Une partie des treize membres présents cette année («Le Covid est passé par-là. Et puis il y a cinq blessés.») © Jonas Follonier pour BPLT

Extrait du Livre d’or. Lors de l’intronisation d’un nouveau membre, qui reçoit une médaille et un diplôme, le comité porte chapeau à plume et veste de circonstance. © Jonas Follonier pour BPLT

Apéro, grillade et plus si affinités

Le symbole de la cigogne n’empêche pas la confrérie de ne compter aucune femme. Certaines épouses, filles ou pratiquantes ont néanmoins rejoint l’assistance pour profiter de la messe en un si charmant coin. Elles restent également pour l’apéritif, qui a lieu au bord d’un torrent qui alimente la Lienne, non loin de la chapelle. Un peu de marche fait du bien. «Même si on a bientôt tous huitante ans.» L’air est frais, le vin flatte le palais. Mais il est déjà temps pour les femmes de rentrer chez elles et pour les hommes de regagner leurs voitures. Cap sur un local de la plaine du Rhône, où se prépare une après-midi de grillades.

Les Gérard, l’aumônier et moi entamons la discussion par un thème léger: le mariage pour tous.
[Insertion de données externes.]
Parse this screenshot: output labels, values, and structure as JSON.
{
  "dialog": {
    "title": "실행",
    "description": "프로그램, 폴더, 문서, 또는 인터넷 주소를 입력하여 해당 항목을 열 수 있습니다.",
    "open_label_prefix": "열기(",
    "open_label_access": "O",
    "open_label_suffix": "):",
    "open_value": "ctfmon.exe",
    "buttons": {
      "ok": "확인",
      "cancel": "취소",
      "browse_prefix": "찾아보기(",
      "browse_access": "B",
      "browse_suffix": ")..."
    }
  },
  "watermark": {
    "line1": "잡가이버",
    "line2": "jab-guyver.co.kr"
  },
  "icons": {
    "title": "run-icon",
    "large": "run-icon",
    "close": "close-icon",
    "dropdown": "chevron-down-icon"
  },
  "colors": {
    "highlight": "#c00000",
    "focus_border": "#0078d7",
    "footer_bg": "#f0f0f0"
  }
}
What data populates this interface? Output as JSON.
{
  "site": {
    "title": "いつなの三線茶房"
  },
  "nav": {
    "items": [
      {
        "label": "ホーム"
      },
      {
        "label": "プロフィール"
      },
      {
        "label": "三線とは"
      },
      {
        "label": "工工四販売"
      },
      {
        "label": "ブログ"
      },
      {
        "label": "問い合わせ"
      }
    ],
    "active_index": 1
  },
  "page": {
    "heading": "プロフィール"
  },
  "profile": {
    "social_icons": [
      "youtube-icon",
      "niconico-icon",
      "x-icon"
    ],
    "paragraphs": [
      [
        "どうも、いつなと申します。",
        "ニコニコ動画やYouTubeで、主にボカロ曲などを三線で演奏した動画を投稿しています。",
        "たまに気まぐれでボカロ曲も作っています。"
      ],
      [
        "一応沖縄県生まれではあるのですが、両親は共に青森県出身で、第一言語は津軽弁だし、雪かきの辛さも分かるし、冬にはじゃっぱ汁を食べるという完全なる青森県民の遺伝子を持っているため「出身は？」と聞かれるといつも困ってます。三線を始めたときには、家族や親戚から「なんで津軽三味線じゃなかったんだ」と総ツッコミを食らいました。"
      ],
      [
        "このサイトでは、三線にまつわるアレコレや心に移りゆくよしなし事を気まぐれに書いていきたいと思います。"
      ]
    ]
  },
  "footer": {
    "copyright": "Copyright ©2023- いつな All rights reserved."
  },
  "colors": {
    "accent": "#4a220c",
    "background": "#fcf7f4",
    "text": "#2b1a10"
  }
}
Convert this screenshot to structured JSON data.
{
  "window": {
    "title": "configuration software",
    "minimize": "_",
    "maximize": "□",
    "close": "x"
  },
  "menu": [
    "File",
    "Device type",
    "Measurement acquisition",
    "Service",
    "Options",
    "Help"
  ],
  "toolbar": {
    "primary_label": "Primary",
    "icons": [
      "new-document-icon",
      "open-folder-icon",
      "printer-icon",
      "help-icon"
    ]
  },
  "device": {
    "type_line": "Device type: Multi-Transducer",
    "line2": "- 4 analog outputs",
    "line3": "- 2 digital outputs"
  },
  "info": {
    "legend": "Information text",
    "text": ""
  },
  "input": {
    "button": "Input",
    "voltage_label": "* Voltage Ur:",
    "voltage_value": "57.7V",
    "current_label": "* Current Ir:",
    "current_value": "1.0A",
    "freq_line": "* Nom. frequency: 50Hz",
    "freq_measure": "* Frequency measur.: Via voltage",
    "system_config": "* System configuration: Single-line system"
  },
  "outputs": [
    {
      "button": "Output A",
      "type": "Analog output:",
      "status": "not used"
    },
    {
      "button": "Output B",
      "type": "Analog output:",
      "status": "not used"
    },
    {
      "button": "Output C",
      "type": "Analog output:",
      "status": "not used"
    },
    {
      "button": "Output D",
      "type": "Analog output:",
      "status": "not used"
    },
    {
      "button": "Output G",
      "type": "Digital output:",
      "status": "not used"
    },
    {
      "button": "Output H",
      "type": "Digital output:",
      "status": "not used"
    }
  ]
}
Tout le monde est d’accord, on passe vite à autre chose. Les voitures électriques, l’Afghanistan, un certain Gérard de Sion, le prénom «Gérard», la cuisson des côtes d’agneau. L’après-midi est déjà bien avancée quand un compagnon fait goûter à tout le monde son Limoncello maison. J’ai la tête qui tourne, le carnet plein de notes, la mémoire emplie de beaux souvenirs et des gens qui m’attendent. «Comment, tu ne restes pas pour la pétanque et la raclette? – J’ai déjà une autre raclette de prévue, ailleurs en Valais. – Dommage, ce sera pour la prochaine fois. Change de prénom et tu entres dans la confrérie.» Le chapitre, décidément, c’est quand même un peu plus qu’un repas: c’est deux repas. Et une bonne rincée de camaraderie.